Google Analytics processing flow

Attached Image


When the visitor’s browser reaches the GATC, the code begins to execute. During execution, the GATC identifies attributes of the visitor and her browsing environment, such as how many times she’s been to the site, where she came from, her operating system, her web browser, etc.

After collecting the appropriate data, the GATC sets (or updates, depending on the situation) a number of first-party cookies (step 2), which are discussed later in this section. The cookies store information about the visitor. After creating the cookies on the visitor’s machine, the tracking code waits to send the visitor data back to the Google Analytics server.

While the data is collected and the cookies are set, the browser is actively downloading a file named ga.js from a Google Analytics server (also step 2). All of the code that Google Analytics needs to function is contained within ga.js.

Once the ga.js file is loaded in the browser, the data that was collected is sent to Google in the form of a pageview. A pageview indicates that a visitor has viewed a certain page on the website. There are other types of data, like events and e-commerce data, that can be sent to Google Analytics (we will discuss these later).
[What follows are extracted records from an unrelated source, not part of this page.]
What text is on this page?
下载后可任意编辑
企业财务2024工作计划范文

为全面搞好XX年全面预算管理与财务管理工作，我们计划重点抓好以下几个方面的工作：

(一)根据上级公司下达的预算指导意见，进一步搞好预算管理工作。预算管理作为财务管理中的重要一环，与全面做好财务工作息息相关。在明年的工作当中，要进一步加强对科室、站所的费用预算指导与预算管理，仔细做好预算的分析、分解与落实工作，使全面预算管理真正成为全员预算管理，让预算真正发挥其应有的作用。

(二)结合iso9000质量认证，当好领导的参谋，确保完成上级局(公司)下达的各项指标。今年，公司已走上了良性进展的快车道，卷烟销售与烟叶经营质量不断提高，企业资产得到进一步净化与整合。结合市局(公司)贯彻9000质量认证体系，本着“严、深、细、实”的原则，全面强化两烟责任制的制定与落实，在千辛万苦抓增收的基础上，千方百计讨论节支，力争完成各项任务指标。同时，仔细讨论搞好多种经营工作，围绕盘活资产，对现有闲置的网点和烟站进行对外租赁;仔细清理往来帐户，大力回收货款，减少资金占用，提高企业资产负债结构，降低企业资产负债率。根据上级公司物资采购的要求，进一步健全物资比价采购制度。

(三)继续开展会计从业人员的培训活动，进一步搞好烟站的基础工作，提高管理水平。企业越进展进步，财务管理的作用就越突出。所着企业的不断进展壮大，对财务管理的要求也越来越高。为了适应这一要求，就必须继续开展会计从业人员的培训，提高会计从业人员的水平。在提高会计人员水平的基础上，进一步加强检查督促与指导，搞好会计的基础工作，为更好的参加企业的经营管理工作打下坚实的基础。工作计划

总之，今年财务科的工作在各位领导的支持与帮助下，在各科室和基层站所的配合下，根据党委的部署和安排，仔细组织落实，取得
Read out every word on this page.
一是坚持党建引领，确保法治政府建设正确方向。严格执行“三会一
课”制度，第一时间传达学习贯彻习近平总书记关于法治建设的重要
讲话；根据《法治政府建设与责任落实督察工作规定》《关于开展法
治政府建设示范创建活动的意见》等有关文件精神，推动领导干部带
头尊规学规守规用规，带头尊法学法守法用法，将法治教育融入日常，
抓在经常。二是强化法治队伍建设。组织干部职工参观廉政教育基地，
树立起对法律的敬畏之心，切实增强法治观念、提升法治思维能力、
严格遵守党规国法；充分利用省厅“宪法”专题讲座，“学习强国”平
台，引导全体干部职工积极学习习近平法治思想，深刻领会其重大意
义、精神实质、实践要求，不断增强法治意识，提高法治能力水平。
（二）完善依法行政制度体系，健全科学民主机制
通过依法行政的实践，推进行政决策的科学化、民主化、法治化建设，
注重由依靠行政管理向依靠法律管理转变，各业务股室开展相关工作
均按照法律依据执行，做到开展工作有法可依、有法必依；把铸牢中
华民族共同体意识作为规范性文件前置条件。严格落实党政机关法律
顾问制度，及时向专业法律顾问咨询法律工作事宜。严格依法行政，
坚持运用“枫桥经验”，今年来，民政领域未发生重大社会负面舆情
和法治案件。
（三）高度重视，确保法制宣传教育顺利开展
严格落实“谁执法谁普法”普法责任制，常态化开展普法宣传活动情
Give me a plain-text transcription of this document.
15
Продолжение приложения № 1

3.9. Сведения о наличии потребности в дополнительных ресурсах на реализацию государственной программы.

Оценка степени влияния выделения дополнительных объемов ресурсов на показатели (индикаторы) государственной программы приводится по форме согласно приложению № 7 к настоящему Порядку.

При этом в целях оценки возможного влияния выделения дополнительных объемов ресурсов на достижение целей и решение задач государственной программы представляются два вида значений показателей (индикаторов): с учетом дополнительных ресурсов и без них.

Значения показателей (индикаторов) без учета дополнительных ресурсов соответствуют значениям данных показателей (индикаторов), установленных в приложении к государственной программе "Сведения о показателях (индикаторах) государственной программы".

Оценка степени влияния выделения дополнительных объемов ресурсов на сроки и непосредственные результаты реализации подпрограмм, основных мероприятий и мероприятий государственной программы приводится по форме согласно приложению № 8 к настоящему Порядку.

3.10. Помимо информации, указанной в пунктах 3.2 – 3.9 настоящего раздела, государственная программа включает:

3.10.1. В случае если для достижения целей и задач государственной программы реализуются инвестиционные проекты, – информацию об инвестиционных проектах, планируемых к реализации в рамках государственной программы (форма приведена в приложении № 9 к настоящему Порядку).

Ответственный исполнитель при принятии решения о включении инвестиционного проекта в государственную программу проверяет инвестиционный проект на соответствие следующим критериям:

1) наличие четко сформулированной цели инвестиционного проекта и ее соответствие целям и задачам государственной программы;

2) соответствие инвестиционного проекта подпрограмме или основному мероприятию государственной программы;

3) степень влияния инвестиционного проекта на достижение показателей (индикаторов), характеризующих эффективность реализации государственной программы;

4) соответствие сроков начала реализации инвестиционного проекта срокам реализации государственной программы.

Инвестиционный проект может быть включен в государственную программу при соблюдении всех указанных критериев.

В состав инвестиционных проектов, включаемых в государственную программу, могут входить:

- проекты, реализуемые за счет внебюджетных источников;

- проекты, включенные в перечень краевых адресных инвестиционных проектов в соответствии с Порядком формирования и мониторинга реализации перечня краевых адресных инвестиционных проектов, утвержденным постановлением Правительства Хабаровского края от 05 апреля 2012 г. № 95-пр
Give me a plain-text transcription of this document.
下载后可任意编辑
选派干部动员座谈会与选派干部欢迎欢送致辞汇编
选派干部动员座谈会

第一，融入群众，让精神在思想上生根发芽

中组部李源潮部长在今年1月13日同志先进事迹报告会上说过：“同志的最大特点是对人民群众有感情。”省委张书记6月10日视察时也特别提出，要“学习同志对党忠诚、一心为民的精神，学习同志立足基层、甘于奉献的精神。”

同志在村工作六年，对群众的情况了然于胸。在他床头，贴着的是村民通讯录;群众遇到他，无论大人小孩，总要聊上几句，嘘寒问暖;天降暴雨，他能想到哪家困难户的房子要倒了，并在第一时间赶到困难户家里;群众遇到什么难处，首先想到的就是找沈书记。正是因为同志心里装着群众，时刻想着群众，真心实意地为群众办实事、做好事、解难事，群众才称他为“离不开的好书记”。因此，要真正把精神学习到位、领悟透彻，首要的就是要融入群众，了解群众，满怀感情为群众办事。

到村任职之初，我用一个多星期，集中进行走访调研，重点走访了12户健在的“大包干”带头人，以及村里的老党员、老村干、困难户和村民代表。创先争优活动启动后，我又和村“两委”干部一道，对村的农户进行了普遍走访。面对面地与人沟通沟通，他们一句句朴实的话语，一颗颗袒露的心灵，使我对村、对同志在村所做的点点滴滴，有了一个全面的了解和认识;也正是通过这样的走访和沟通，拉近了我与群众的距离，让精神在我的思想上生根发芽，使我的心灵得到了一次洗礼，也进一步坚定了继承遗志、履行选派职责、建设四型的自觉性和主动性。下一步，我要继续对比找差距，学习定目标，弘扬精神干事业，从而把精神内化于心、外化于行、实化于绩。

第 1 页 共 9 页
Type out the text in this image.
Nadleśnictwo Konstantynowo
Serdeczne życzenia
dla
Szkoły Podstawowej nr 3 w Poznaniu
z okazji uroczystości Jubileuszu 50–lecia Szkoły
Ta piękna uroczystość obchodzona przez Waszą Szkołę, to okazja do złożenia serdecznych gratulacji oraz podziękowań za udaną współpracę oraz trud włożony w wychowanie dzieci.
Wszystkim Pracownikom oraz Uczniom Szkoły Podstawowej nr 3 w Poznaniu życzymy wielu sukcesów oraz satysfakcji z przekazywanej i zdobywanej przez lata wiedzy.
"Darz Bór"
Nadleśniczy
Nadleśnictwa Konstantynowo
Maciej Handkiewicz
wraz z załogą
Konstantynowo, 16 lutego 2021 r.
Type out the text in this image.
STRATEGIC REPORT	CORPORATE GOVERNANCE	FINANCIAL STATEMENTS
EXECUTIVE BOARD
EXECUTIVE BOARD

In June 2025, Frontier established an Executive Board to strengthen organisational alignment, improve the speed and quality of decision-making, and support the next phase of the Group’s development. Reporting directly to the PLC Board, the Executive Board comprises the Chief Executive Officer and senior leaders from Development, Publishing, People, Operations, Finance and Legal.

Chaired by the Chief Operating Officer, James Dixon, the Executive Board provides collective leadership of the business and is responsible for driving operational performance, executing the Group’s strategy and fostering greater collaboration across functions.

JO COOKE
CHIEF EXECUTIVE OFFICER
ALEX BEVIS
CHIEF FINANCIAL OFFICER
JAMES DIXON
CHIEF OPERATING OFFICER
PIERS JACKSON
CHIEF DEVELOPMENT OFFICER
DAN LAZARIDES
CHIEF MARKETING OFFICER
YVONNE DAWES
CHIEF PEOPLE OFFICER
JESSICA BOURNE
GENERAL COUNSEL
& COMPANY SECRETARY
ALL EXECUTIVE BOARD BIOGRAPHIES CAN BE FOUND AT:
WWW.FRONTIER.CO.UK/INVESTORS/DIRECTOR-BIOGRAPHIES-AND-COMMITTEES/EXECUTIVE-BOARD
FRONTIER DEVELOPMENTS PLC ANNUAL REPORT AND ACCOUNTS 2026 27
The pageview is transmitted to the Google Analytics server via a request for an invisible GIF file (step 4) named __utm.gif. Each piece of information the GATC has collected is sent as a query-string parameter in the __utm.gif request, as shown below:

http://www.google-analytics.com/__utm.gif?utmwv=4.6.5&utmn=1881501226&utmhn
    =cutroni.com&utmcs=UTF-8&utmsr=1152x720&utmsc=24-bit&utmul=en- s
    &utmje=1&utmfl
    =10.0%20r42&utmdt=Analytics%20Talk%20by%20Justin%20Cutroni&utmhid
    =465405990&utmr=-&utmp=%2Fblog%2F&utmac=UA-XXXX-1&utmcc=
    __utma%3D32856364.1914824586.1269919681.1269919681.1269919681.1%3B%2B
    __utmz%3D32856364.1269919681.1.1.utmcsr%3D(direct)
    %7Cutmccn%3D(direct)%7Cutmcmd%3D(none)%3B&gaq=1


When the Google Analytics server receives this pageview, it stores the data in some type of temporary data storage. Google has not indicated exactly how the data is stored, but we know that there is some type of storage for the raw data. Think of this data storage as a large text file or a logfile (step 5).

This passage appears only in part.